For people who feel this way about Harden, Sunday’s 104-100 Warriors victory was the basketball gods taking their pound of flesh.

The basketball gods’ instrument was the referees. At least four times in the first half – and at least two more times in the second half – Warriors’ defenders encroached in Harden’s or in one instance Chris Paul‘s landing space as they descended back to earth after launching a 3. Usually, the perpetrator was Klay Thompson. All season long, that’s been a point of emphasis for NBA referees. If a defender doesn’t let a shooter have a clean landing, it’s been called a foul all season. And that’s for good reason: Those plays can often result in injury. (See: Zaza Pachulia vs. Kawhi Leonard, Game 1 of the 2017 Western Conference Finals.)

And yet on Sunday, again and again and again (and again and again and again), referees neglected to call those plays as fouls. When officiating analyst Steve Javie, an NBA referee for 25 years, was brought onto the game telecast, he had a pretty clear take: “They should have been fouls.” According to Rockets head coach Mike D’Antoni, the referees came up to him at halftime and admitted the missed calls. “They missed four of them – that’s 12 foul shots,” D’Antoni told reporters. “We could’ve easily gone to the line another 20 times.” Harden himself voiced his displeasure afterward: “I just want a fair chance,” he said. “Call the game how it’s supposed to be called.”

There are a couple of caveats to be tossed in here. One is that the game was poorly officiated on both sides. The entire fourth quarter seemed to be one big makeup call: The fifth foul on Steph Curry with a little more than eight minutes left, where he clearly got all ball…the phantom call on Andre Iguodala a few seconds later, after which Warriors fans chanted (somehow without irony) while Harden shot his free throws, “Refs you suck!” And even a call on Kevon Looney earlier where he sure didn’t seem to make any contact with Harden on a jump shot.

The second caveat has to do with the irony of Harden saying refs should call the game how it’s supposed to be called. Plenty of basketball purists would say Harden doesn’t play the game how it’s supposed to be played. A big chunk of his game is predicated on the referees seeing a defender make contact with Harden, whether real contact or imagined contact, and calling a foul. Harden is a genius. He has hacked the system. He finds glitches and exploits them. But much of his style of basketball depends on referees continuing to have the same interpretations of fouls that he believes they should have. And so Sunday was then a live-by-the-foul/die-by-the-foul moment for Harden. The referees missed plenty of calls: About this, there should be no dispute. But that’s what happens when your game depends so much on the referees. Overall, NBA referees are excellent at what they do. But they are human. And they miss calls.
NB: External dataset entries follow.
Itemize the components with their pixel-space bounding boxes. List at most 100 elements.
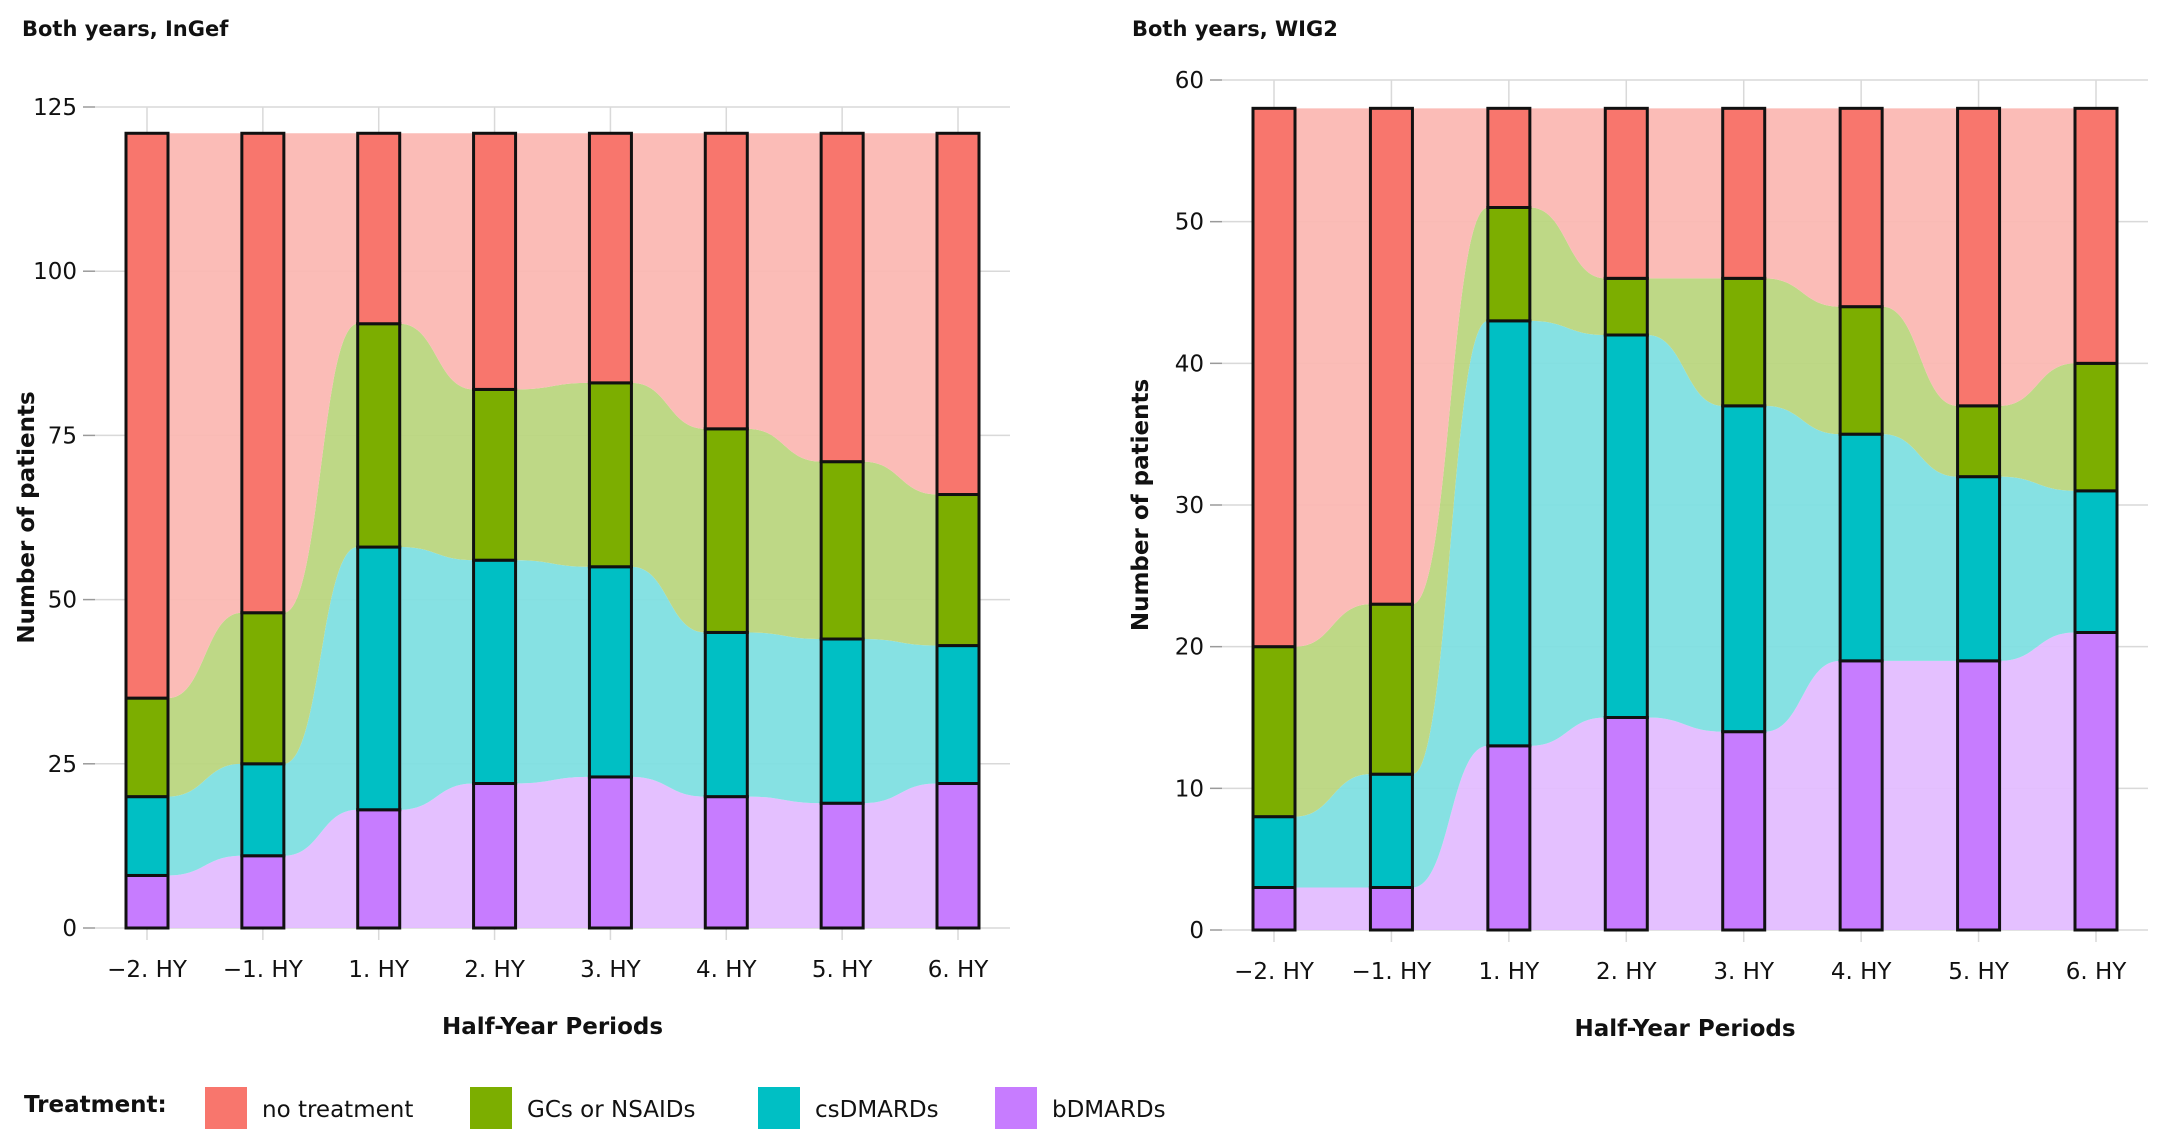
bar-csdmards-6-hy (2073, 489, 2119, 635)
legend-swatch-no_treatment (205, 1087, 247, 1129)
y-tick-label: 0 (1189, 918, 1204, 944)
flow-bdmards-1 (283, 809, 358, 928)
bar-gcs_nsaids-5-hy (819, 460, 865, 641)
bar-csdmards-minus-2-hy (124, 795, 170, 877)
bar-csdmards-3-hy (587, 565, 633, 779)
flows (168, 133, 937, 928)
flow-bdmards-5 (747, 796, 822, 928)
legend-swatch-csdmards (758, 1087, 800, 1129)
bar-csdmards-1-hy (1486, 319, 1532, 748)
bar-bdmards-minus-1-hy (1368, 886, 1414, 932)
y-tick-label: 100 (33, 259, 77, 285)
bar-csdmards-minus-1-hy (240, 762, 286, 858)
bar-bdmards-5-hy (819, 801, 865, 930)
bar-bdmards-6-hy (2073, 631, 2119, 932)
bar-csdmards-5-hy (1956, 475, 2002, 663)
legend-swatch-bdmards (995, 1087, 1037, 1129)
flow-no_treatment-4 (631, 133, 706, 429)
flow-bdmards-3 (515, 776, 590, 928)
bar-gcs_nsaids-minus-2-hy (124, 696, 170, 799)
bar-csdmards-4-hy (703, 630, 749, 799)
bar-csdmards-5-hy (819, 637, 865, 805)
legend-label-gcs_nsaids: GCs or NSAIDs (527, 1097, 695, 1123)
flow-gcs_nsaids-4 (631, 382, 706, 633)
y-tick-label: 0 (62, 916, 77, 942)
bar-no_treatment-2-hy (472, 131, 518, 391)
panel-ingef: Both years, InGef 0 25 50 75 100 125 −2. HY −1. … (14, 17, 1010, 1040)
flow-no_treatment-0 (168, 133, 242, 699)
flow-bdmards-3 (1647, 717, 1723, 930)
flows (1295, 108, 2075, 930)
y-tick-label: 40 (1175, 351, 1204, 377)
flow-bdmards-5 (1882, 660, 1958, 930)
flow-no_treatment-2 (1529, 108, 1606, 279)
y-tick-label: 20 (1175, 635, 1204, 661)
y-axis-label: Number of patients (1128, 379, 1154, 631)
bar-bdmards-minus-2-hy (124, 873, 170, 930)
legend-swatch-gcs_nsaids (470, 1087, 512, 1129)
x-tick-label-4-hy: 4. HY (696, 957, 758, 983)
flow-bdmards-1 (1412, 745, 1488, 930)
strata (1251, 106, 2119, 932)
flow-gcs_nsaids-6 (1999, 363, 2075, 491)
x-tick-label-3-hy: 3. HY (580, 957, 642, 983)
bar-gcs_nsaids-4-hy (703, 427, 749, 634)
flow-no_treatment-6 (863, 133, 937, 495)
flow-csdmards-2 (1529, 320, 1606, 746)
bar-bdmards-6-hy (935, 782, 981, 930)
y-tick-label: 60 (1175, 68, 1204, 94)
bar-no_treatment-1-hy (356, 131, 402, 326)
bar-no_treatment-3-hy (1721, 106, 1767, 280)
flow-no_treatment-1 (283, 133, 358, 613)
y-tick-label: 50 (1175, 210, 1204, 236)
bar-gcs_nsaids-minus-1-hy (240, 611, 286, 766)
y-tick-label: 125 (33, 95, 77, 121)
flow-no_treatment-3 (515, 133, 590, 390)
bar-csdmards-minus-2-hy (1251, 815, 1297, 890)
bar-no_treatment-5-hy (819, 131, 865, 464)
y-axis-label: Number of patients (14, 391, 40, 643)
flow-gcs_nsaids-0 (168, 612, 242, 797)
bar-gcs_nsaids-minus-1-hy (1368, 602, 1414, 776)
bar-csdmards-2-hy (1603, 333, 1649, 719)
x-axis-label: Half-Year Periods (1574, 1016, 1795, 1042)
bar-gcs_nsaids-2-hy (472, 387, 518, 562)
bar-no_treatment-2-hy (1603, 106, 1649, 280)
x-tick-label-6-hy: 6. HY (928, 957, 990, 983)
bar-gcs_nsaids-minus-2-hy (1251, 645, 1297, 819)
flow-gcs_nsaids-2 (1529, 207, 1606, 335)
bar-no_treatment-minus-1-hy (240, 131, 286, 615)
x-tick-label-4-hy: 4. HY (1831, 959, 1893, 985)
bar-csdmards-6-hy (935, 644, 981, 786)
y-tick-label: 30 (1175, 493, 1204, 519)
flow-bdmards-6 (863, 783, 937, 928)
flow-csdmards-6 (1999, 476, 2075, 661)
bar-gcs_nsaids-4-hy (1838, 305, 1884, 436)
bar-bdmards-4-hy (1838, 659, 1884, 932)
flow-no_treatment-6 (1999, 108, 2075, 406)
bar-bdmards-5-hy (1956, 659, 2002, 932)
x-tick-label-1-hy: 1. HY (1479, 959, 1541, 985)
bar-gcs_nsaids-3-hy (587, 381, 633, 569)
bar-no_treatment-4-hy (703, 131, 749, 431)
x-tick-label-3-hy: 3. HY (1713, 959, 1775, 985)
flow-bdmards-4 (1764, 660, 1841, 930)
bar-no_treatment-1-hy (1486, 106, 1532, 209)
flow-gcs_nsaids-0 (1295, 604, 1371, 817)
x-tick-label-minus-2-hy: −2. HY (1234, 959, 1315, 985)
x-tick-label-5-hy: 5. HY (1948, 959, 2010, 985)
flow-gcs_nsaids-5 (1882, 306, 1958, 477)
flow-bdmards-2 (1529, 717, 1606, 930)
flow-csdmards-5 (747, 632, 822, 804)
x-tick-label-minus-1-hy: −1. HY (223, 957, 304, 983)
bar-gcs_nsaids-6-hy (2073, 361, 2119, 493)
flow-csdmards-0 (168, 763, 242, 876)
y-tick-label: 75 (48, 423, 77, 449)
bar-gcs_nsaids-1-hy (356, 322, 402, 549)
flow-gcs_nsaids-4 (1764, 278, 1841, 435)
bar-csdmards-minus-1-hy (1368, 772, 1414, 890)
flow-gcs_nsaids-3 (1647, 278, 1723, 406)
bar-bdmards-1-hy (356, 808, 402, 930)
bar-gcs_nsaids-6-hy (935, 493, 981, 648)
If you don’t like how Harden plays basketball, I get it. He flops. A lot. So does Chris Paul. And so do plenty of NBA players. And so do plenty of professional athletes across all sports, trying their damnedest to get any possible edge. There are two ways to look at Houston’s loss in Game 1: One is that the referees screwed the Rockets. And that they did, not calling a handful of calls relating to defenders encroaching in the landing areas – calls they’ve made all year long.
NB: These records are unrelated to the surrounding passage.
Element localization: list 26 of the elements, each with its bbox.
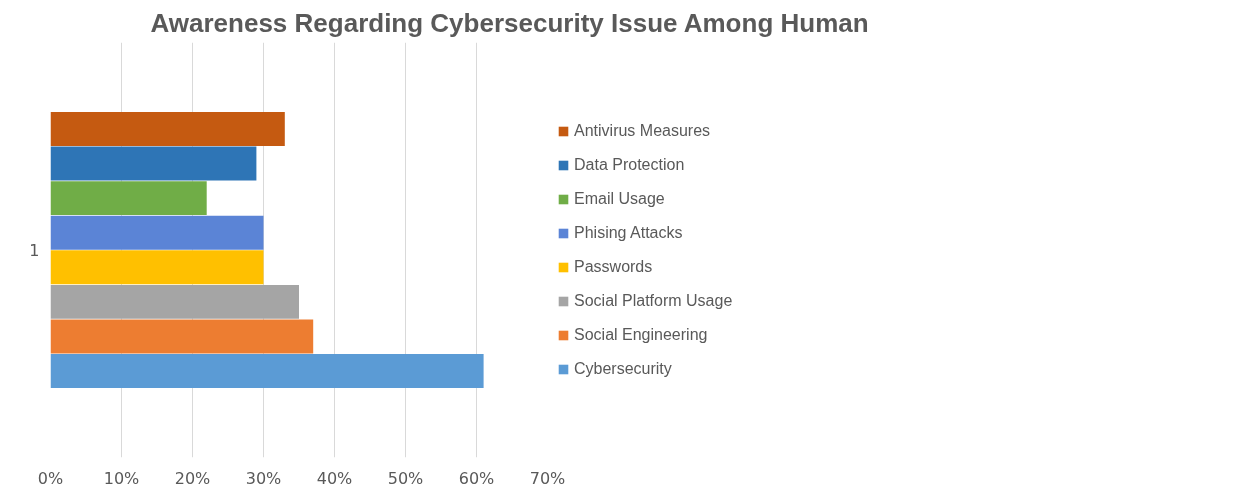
- legend-label: Social Engineering: [574, 325, 708, 344]
- x-tick-label: 50%: [387, 468, 424, 488]
- legend-label: Cybersecurity: [574, 359, 672, 378]
- bar: [50, 354, 484, 388]
- legend-label: Passwords: [574, 257, 653, 276]
- x-tick-label: 60%: [458, 468, 495, 488]
- bar: [50, 284, 299, 319]
- legend-label: Phising Attacks: [574, 223, 683, 242]
- chart-title: Awareness Regarding Cybersecurity Issue Among Human: [150, 7, 869, 38]
- x-tick-label: 30%: [245, 468, 282, 488]
- legend-label: Email Usage: [574, 189, 665, 208]
- legend-label: Antivirus Measures: [574, 121, 711, 140]
- x-tick-label: 70%: [529, 468, 566, 488]
- x-tick-label: 20%: [174, 468, 211, 488]
- bar: [50, 146, 257, 181]
- x-tick-label: 10%: [103, 468, 140, 488]
- y-tick-label: 1: [29, 241, 40, 260]
- x-tick-label: 0%: [37, 468, 64, 488]
- bar: [50, 250, 264, 285]
- bar: [50, 181, 207, 216]
- legend-label: Data Protection: [574, 155, 685, 174]
- bar: [50, 112, 285, 146]
- legend-label: Social Platform Usage: [574, 291, 733, 310]
- bar: [50, 215, 264, 250]
- bar: [50, 319, 314, 354]
- x-tick-label: 40%: [316, 468, 353, 488]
The other way is that a significant portion of Harden’s greatness – a significant portion of his MVP award from last season – is based on convincing referees to see the game the way he wants them to see it. Sometimes he is, in fact, fouled when he does his arm-flailing thing. Other times he’s not fouled, yet he’s able to convince the referees otherwise.

Look at it that way, and James Harden on Sunday was the boy who cried wolf. Did referees miss a whole bunch of calls against Harden in Game 1, enough missed calls that they might have swayed the outcome of the game? Absolutely. A foul should be a foul, no matter if it’s in the regular season or the playoffs, during the opening minutes of the first quarter or the final seconds of the game, in a play that involves the reigning MVP or a journeyman bench player.

But if you cry wolf to the referees too many times, sometimes the referees won’t be there to save you when you need it most.